Nadat het rapport 4 juni uitkwam, werden de afspraken over schadeloosstelling toegelicht op drukbezochte bijeenkomsten in Roermond en in Almelo. Daar kwamen de emoties los en ook bondsvertegenwoordigers die samen met Defensie uitleg gaven, kregen de volle laag. De aanwezigen en de georganiseerde werkgroepen spuwden vuur over de schadevergoedingsregeling.

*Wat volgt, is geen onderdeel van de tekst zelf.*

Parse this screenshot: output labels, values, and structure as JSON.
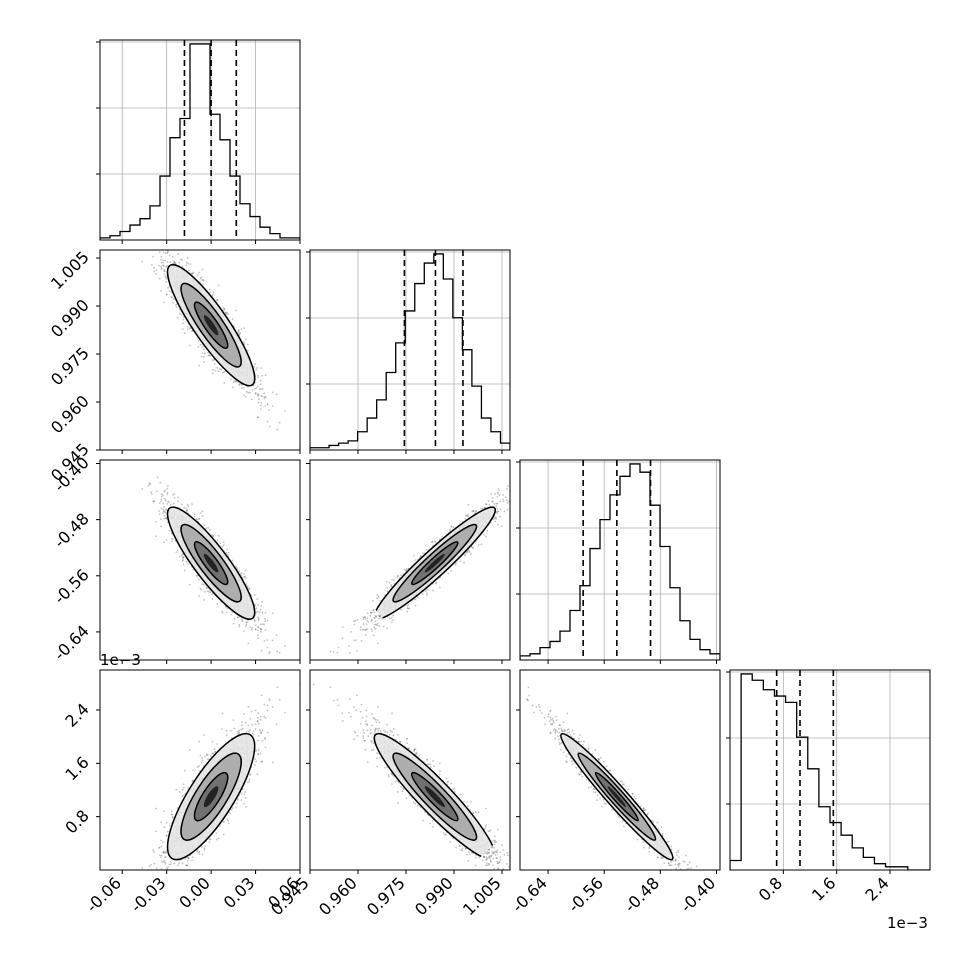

Onder de POMS-arbeiders is grote woede over de driedeling in slachtoffers. Want wie nog niet ziek is, kan het worden. Dat geldt ook voor kantoorpersoneel of zelfs familieleden die in aanraking zijn gekomen met vervuilde werkkleding. Bovendien is er grote verontwaardiging bij een deel van de getroffenen over de rol van de vakbonden. Waarom zo'n onderverdeling en zulke kleine schadevergoedingen? Hoe zit het met 'die ene van de luchtmacht die een ton kreeg'. Bij onderhandelingen zijn de vakbonden erg afhankelijk van de medewerking van de baas, de staatssecretaris van Defensie. Bij het POMS-personeel is gevloekt op de bonden. Ze zouden zijn gegijzeld door de regering over de nieuwe cao-regeling en daarom hebben ze dit aanvaard. De hele kwestie komt overigens nog terug in de Tweede Kamer.